Stories of Tzadikim / 10 a Jewish game
Hold on to Shabbos with
Stories of Tzadikim
With Rav Yussie Zakutinsky
Gut voch everybody. Let me tell you a Maiseh. One of the great tzadikim was the holy Ruzhyner. Reb Yisroel of Ruzhyn. He was a unique tzadik even since he was a child, the truth even from before he was born. Tzadikim say that when his mother was pregnant with him whenever she would go to a chashuv tzadik, they would stand up for her. The tzadik would say I don’t know who it is that you’re carrying, but whoever you’re carrying is a big neshama. From the time he came to the world he was mamash Kulo Ohr.
There’s a Maiseh we have from the Ruzyner from when he was 7 or 8 years old. His father took little Yisroel to the side, and told bhim you’re already 8 years old and very smart. I want to teach you something. He asks what is it? His father says I want to teach you how to play chess. Listen, it’s a really interesting game, it challenges the mind, many tzadikim would play so he wanted to teach his son. Yisroel the little Ruzhyner is sitting next to his father who’s going through the chess-board introducing all the pieces.
After Yisroel gets a handle of all the pieces and how they move around, what the objective of the game is, he asks his father a very innocent question. What happens if we’re playing, I make a move and then I pull back and I realize that it was a mistake. Can I go back and undo the move? His father says, Yisroel’ke that’s not how this game works. If your finger is still on the piece you can put it back. But if you took it off then you can’t take it back. Yisroel’ke then says, Tatte with all the respect, I never want to play chess for the rest of my life.

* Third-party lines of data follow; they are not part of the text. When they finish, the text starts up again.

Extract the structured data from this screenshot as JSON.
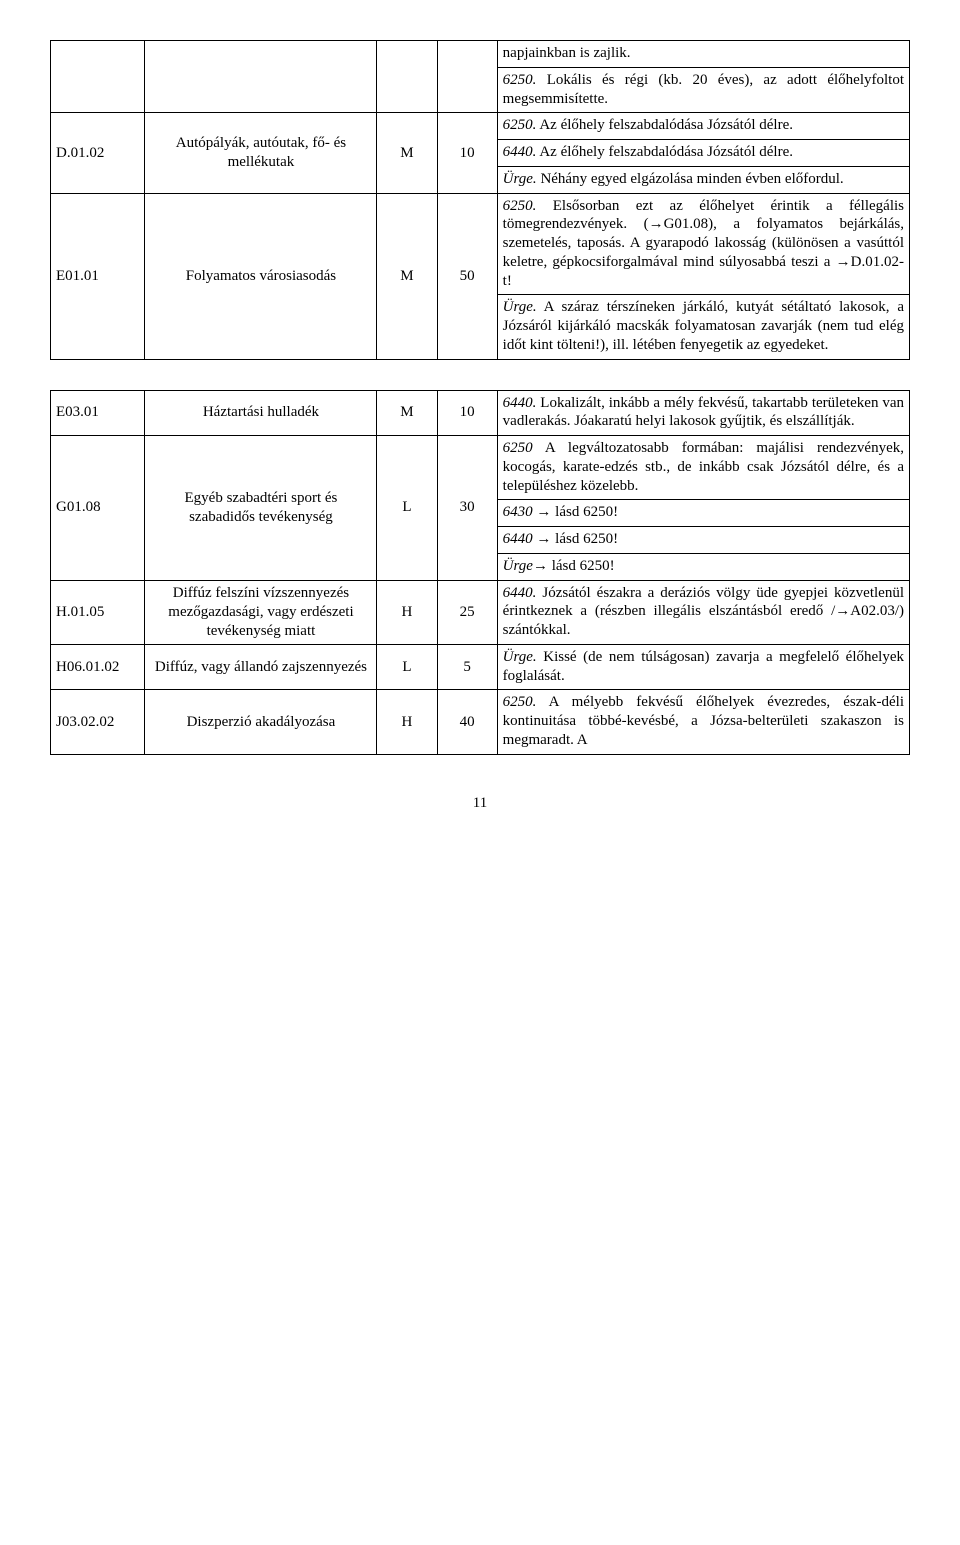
{
  "table1": {
    "rows": [
      {
        "code": "",
        "name": "",
        "m": "",
        "n": "",
        "desc": [
          {
            "text": "napjainkban is zajlik.",
            "style": ""
          },
          {
            "text": "<span class='italic'>6250.</span> Lokális és régi (kb. 20 éves), az adott élőhelyfoltot megsemmisítette.",
            "style": "justify"
          }
        ]
      },
      {
        "code": "D.01.02",
        "name": "Autópályák, autóutak, fő- és mellékutak",
        "m": "M",
        "n": "10",
        "desc": [
          {
            "text": "<span class='italic'>6250.</span> Az élőhely felszabdalódása Józsától délre.",
            "style": "justify"
          },
          {
            "text": "<span class='italic'>6440.</span> Az élőhely felszabdalódása Józsától délre.",
            "style": "justify"
          },
          {
            "text": "<span class='italic'>Ürge.</span> Néhány egyed elgázolása minden évben előfordul.",
            "style": "justify"
          }
        ]
      },
      {
        "code": "E01.01",
        "name": "Folyamatos városiasodás",
        "m": "M",
        "n": "50",
        "desc": [
          {
            "text": "<span class='italic'>6250.</span> Elsősorban ezt az élőhelyet érintik a féllegális tömegrendezvények. (→G01.08), a folyamatos bejárkálás, szemetelés, taposás. A gyarapodó lakosság (különösen a vasúttól keletre, gépkocsiforgalmával mind súlyosabbá teszi a →D.01.02-t!",
            "style": "justify"
          },
          {
            "text": "<span class='italic'>Ürge.</span> A száraz térszíneken járkáló, kutyát sétáltató lakosok, a Józsáról kijárkáló macskák folyamatosan zavarják (nem tud elég időt kint tölteni!), ill. létében fenyegetik az egyedeket.",
            "style": "justify"
          }
        ]
      }
    ]
  },
  "table2": {
    "rows": [
      {
        "code": "E03.01",
        "name": "Háztartási hulladék",
        "m": "M",
        "n": "10",
        "desc": [
          {
            "text": "<span class='italic'>6440.</span> Lokalizált, inkább a mély fekvésű, takartabb területeken van vadlerakás. Jóakaratú helyi lakosok gyűjtik, és elszállítják.",
            "style": "justify"
          }
        ]
      },
      {
        "code": "G01.08",
        "name": "Egyéb szabadtéri sport és szabadidős tevékenység",
        "m": "L",
        "n": "30",
        "desc": [
          {
            "text": "<span class='italic'>6250</span> A legváltozatosabb formában: majálisi rendezvények, kocogás, karate-edzés stb., de inkább csak Józsától délre, és a településhez közelebb.",
            "style": "justify"
          },
          {
            "text": "<span class='italic'>6430</span> → lásd 6250!",
            "style": ""
          },
          {
            "text": "<span class='italic'>6440</span> → lásd 6250!",
            "style": ""
          },
          {
            "text": "<span class='italic'>Ürge</span>→ lásd 6250!",
            "style": ""
          }
        ]
      },
      {
        "code": "H.01.05",
        "name": "Diffúz felszíni vízszennyezés mezőgazdasági, vagy erdészeti tevékenység miatt",
        "m": "H",
        "n": "25",
        "desc": [
          {
            "text": "<span class='italic'>6440.</span> Józsától északra a deráziós völgy üde gyepjei közvetlenül érintkeznek a (részben illegális elszántásból eredő /→A02.03/) szántókkal.",
            "style": "justify"
          }
        ]
      },
      {
        "code": "H06.01.02",
        "name": "Diffúz, vagy állandó zajszennyezés",
        "m": "L",
        "n": "5",
        "desc": [
          {
            "text": "<span class='italic'>Ürge.</span> Kissé (de nem túlságosan) zavarja a megfelelő élőhelyek foglalását.",
            "style": "justify"
          }
        ]
      },
      {
        "code": "J03.02.02",
        "name": "Diszperzió akadályozása",
        "m": "H",
        "n": "40",
        "desc": [
          {
            "text": "<span class='italic'>6250.</span> A mélyebb fekvésű élőhelyek évezredes, észak-déli kontinuitása többé-kevésbé, a Józsa-belterületi szakaszon is megmaradt. A",
            "style": "justify"
          }
        ]
      }
    ]
  },
  "pageNumber": "11"
}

Chess is not a jewish game. Such a thing that when a mistake is made you can’t undo it, that’s not a jewish game. A yid shouldn’t be playing such a game. That’s what little Yisroel’ke said.
Listen, chess is an okay game to play. But the lesson to learn from that, that a game where we can’t undo a mistake isn’t jewish. The whole tachlis of yiddishkeit is to fix. Moshe Rabbeinu gave us a Torah that was taken from the Malachim. How was he able to take it? BEcause we have challenges, we have taivos, the whole essence of Torah is fixing. If a person realizes he has what to fix then that’s good, that’s exactly why we're alive. As long as we’re alive we’re here to fix something. To think that we can’t fix, it’s the opposite of what it means to be a yid. This week Hashem should bless us that we have a week of fixing, of Tikkunim. As long as we’re here there’s what to fix. We should grow, with tikkunim, shefa bracha Ve’Hatzlachah.